Molecular dynamics calculation of thermal expansion coefficient of a series of rare-earth zirconates

To develop more reliable and stable thermal barrier coatings, low thermal conductivity materials with higher thermal expansion coefficients (TECs), like rare-earth zirconates (A2Zr2O7, A = La, Nd, Sm, Eu, Gd, Er, Yb and Lu), have been the focus of a great deal of attention in recent years. But the mechanisms underlying the values of TECs are still poorly understood. In this paper, the TECs of a series of rare-earth zirconates are calculated using molecular dynamics. Two typical crystal structures, pyrochlore and fluorite, are considered. By investigating the potential functions and the equilibrium-location deviations between the atoms, it is found that the Zr–O bond is the most important factor that determines the overall TECs, and the A–O bond plays a secondary role.

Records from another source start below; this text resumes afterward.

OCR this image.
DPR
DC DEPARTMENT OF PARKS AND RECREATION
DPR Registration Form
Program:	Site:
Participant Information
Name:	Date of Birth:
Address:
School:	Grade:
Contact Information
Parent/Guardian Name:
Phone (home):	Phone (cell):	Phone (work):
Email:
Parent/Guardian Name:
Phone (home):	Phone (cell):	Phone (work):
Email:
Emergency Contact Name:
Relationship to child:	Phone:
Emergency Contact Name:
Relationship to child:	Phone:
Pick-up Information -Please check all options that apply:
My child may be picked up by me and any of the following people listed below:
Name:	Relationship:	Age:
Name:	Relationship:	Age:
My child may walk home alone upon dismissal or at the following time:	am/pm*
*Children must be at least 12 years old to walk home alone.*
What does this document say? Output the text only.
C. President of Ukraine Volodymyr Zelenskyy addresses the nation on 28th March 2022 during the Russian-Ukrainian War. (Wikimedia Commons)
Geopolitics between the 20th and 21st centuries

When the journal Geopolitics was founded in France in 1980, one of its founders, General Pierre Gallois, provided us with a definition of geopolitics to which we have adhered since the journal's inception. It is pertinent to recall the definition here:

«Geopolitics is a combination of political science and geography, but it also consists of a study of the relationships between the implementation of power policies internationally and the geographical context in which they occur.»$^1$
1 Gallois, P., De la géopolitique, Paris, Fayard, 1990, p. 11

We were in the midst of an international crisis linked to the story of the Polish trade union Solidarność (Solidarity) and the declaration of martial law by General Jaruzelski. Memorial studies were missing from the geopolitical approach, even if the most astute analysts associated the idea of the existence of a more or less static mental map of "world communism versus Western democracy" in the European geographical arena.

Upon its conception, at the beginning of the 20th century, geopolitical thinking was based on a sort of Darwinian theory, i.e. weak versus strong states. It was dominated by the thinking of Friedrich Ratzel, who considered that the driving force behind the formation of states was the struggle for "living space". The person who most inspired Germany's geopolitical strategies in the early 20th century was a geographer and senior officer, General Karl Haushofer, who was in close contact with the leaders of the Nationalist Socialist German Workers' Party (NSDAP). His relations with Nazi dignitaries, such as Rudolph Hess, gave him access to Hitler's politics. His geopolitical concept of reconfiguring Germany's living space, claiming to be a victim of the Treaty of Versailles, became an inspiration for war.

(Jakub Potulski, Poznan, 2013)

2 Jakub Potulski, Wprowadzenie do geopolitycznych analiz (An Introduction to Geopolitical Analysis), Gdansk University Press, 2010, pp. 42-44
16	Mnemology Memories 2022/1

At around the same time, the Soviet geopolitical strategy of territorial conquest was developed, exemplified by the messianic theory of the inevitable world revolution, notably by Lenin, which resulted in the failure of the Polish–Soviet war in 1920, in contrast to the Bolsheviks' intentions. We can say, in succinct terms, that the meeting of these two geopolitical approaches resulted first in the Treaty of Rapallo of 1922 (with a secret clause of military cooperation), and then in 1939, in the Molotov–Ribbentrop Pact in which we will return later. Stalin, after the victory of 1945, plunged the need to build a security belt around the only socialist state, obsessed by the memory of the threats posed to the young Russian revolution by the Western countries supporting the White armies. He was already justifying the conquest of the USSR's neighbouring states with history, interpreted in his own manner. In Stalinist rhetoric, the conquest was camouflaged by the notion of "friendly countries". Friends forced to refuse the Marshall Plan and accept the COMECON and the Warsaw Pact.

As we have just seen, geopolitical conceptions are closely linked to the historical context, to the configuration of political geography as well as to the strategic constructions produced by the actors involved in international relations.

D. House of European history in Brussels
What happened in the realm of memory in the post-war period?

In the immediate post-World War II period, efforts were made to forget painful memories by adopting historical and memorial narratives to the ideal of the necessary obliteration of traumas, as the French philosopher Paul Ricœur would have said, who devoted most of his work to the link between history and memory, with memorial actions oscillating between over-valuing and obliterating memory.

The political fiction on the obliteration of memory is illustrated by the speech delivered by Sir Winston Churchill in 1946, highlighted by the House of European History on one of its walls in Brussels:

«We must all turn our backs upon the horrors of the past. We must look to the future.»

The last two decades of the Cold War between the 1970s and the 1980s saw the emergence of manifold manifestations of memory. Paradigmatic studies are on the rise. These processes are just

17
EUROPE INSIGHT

However, O–O has little effect on the TECs. In addition, the fluorite structure has a relatively higher TEC due to a weaker Zr–O bond. Calculated values are consistent with the experimental observations. Using the method presented in this study, two doped zirconates (Gd0.4Sm0.5Yb0.1)2Zr2O7 and Sm2(Ce0.3Zr0.7)2O7 are designed and compared. As expected, both of them have higher TECs than undoped Sm2Zr2O7, and doping at the A-site is more efficient than doping at the Zr-site.